Open seboyden opened 6 years ago
I agree that PCR free WGS has become the norm. Therefore, I think this is a good suggestion. However, it does require that samblaster parse read-ids, something that it does not do currently. I will strongly consider this feature for any upcoming major release of samblaster.
Thanks—I (and others) will appreciate it!
Any further consideration of adding optical duplicate marking?
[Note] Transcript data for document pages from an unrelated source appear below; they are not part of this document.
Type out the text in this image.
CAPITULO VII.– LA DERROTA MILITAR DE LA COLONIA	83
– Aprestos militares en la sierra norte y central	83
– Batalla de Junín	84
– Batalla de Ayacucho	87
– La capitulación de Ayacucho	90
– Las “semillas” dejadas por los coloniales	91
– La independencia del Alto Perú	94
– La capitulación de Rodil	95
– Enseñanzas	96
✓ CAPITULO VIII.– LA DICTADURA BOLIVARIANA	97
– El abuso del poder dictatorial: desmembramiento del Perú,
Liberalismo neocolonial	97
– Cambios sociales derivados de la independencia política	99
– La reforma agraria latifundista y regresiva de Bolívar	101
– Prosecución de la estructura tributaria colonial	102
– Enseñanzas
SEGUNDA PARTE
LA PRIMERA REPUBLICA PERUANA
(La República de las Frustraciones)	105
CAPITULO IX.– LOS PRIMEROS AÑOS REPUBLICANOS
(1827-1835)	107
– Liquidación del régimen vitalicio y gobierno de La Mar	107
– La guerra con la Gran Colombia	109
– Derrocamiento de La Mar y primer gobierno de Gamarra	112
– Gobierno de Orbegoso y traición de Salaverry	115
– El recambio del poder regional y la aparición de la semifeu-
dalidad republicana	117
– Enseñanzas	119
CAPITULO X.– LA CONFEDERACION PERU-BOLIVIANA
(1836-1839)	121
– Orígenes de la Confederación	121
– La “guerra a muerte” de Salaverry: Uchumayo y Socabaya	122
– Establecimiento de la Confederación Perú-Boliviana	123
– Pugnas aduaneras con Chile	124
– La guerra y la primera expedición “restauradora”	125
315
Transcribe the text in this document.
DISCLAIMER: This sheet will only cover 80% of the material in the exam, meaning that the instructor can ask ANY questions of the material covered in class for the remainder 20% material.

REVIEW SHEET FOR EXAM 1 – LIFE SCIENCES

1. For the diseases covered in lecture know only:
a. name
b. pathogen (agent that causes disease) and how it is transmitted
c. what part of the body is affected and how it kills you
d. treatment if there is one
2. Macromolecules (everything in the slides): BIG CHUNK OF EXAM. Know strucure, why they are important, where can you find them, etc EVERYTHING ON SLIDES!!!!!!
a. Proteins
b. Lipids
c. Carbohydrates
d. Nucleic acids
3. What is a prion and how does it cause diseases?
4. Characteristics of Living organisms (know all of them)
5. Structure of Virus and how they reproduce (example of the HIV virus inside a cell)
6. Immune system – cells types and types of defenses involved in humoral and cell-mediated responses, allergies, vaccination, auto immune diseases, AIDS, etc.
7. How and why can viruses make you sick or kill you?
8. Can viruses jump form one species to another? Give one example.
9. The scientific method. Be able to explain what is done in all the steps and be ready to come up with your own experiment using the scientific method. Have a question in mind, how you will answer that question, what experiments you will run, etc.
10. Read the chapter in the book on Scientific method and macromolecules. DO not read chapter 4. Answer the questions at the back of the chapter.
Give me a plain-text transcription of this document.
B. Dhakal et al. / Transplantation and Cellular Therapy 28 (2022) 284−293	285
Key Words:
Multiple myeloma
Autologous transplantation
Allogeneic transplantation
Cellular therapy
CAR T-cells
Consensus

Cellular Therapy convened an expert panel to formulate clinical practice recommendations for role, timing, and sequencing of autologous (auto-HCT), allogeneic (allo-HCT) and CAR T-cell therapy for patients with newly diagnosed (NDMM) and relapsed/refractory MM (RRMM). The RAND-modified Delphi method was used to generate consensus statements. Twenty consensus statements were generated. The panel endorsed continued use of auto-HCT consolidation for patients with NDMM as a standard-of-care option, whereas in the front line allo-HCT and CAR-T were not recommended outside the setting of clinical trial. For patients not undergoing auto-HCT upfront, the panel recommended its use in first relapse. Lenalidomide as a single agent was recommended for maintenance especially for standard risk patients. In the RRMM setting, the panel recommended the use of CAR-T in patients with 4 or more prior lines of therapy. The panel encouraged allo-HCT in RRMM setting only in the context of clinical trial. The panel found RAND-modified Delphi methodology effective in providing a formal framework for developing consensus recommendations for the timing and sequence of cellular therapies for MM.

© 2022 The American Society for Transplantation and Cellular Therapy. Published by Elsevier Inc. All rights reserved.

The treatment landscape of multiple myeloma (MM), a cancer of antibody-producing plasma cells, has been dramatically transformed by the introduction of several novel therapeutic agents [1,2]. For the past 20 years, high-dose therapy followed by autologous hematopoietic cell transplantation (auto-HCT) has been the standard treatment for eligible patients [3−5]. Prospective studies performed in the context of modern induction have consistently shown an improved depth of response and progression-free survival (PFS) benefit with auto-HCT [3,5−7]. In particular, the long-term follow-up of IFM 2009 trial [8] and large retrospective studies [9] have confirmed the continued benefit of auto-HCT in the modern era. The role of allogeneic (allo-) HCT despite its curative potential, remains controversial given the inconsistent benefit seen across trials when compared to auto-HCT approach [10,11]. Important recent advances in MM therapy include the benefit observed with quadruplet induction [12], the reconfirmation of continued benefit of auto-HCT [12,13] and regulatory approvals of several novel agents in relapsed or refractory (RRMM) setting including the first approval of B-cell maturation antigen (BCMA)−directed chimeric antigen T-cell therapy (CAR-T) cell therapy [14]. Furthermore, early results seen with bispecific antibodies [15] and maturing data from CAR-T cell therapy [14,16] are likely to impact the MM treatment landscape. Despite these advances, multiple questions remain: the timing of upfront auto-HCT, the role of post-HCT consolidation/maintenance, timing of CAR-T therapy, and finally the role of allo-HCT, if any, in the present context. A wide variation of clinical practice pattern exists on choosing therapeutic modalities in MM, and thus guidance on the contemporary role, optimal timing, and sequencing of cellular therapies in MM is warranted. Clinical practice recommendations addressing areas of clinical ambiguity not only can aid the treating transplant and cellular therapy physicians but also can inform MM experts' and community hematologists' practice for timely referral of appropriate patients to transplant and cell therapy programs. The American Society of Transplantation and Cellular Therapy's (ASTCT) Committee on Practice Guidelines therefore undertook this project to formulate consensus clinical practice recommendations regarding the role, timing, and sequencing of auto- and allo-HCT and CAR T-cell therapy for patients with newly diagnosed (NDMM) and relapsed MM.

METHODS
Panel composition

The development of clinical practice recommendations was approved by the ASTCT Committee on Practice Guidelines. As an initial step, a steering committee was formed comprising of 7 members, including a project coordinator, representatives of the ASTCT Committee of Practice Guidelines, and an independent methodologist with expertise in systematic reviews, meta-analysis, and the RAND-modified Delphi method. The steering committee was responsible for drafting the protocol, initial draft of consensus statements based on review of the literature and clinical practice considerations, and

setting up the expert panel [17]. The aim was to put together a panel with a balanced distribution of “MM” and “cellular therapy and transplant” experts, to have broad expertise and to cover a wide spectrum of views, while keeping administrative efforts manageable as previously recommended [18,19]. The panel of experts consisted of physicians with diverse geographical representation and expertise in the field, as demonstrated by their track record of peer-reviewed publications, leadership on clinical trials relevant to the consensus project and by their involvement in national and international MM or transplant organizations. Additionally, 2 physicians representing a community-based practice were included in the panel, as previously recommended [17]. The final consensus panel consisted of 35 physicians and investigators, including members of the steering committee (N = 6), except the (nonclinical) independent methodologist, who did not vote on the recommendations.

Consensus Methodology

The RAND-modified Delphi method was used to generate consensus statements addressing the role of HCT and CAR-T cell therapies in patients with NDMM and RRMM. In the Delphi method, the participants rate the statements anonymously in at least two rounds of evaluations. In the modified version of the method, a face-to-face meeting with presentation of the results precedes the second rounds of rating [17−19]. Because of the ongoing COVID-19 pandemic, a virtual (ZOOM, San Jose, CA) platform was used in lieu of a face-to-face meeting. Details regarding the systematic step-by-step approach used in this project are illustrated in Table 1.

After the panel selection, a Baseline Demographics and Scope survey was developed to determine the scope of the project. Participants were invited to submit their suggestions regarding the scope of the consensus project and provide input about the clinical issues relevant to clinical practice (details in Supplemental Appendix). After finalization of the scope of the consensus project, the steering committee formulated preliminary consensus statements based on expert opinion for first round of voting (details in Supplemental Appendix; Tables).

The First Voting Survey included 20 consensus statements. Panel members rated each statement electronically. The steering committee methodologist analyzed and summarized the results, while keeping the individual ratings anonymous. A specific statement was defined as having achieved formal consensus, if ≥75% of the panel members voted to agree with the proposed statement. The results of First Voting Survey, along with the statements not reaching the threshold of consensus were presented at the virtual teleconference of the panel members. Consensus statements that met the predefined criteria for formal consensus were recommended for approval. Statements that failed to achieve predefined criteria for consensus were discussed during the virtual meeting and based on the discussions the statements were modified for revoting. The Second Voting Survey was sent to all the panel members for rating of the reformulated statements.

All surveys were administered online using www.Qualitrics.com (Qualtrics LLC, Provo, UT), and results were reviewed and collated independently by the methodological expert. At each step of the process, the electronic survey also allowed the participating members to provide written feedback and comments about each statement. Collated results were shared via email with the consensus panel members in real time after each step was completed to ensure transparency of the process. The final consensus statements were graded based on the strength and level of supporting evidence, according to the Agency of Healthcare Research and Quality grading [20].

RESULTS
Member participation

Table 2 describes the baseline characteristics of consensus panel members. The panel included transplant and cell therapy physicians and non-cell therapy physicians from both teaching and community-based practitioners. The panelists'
Yes, I have been thinking about how to do this, but it is difficult in a one-pass algorithm that samblaster must use to satisfy its primary usage scenario in a pipe. In particular, I have yet to imagine a solution that does not approximately double the amount of memory used by samblaster in order to keep track of the Illumina flow cell location for reads.
Thanks, I think 2X memory usage might be acceptable given this would be optional, especially if warned about the increased memory in the documentation/help.
I've submitted a pull request of changes I Mae that would allow this. You should be able to add UMI support on top of that in just a few minutes.
I'd like to request a feature analogous to the Picard MarkDuplicates TAGGING_POLICY option, where setting All will record the Duplicate Type (PCR or optical) in the optional DT tag, and OpticalOnly will only mark optical duplicates. It's often recommended to only mark optical duplicates on data from PCR-free library prep, which includes most WGS. Thanks!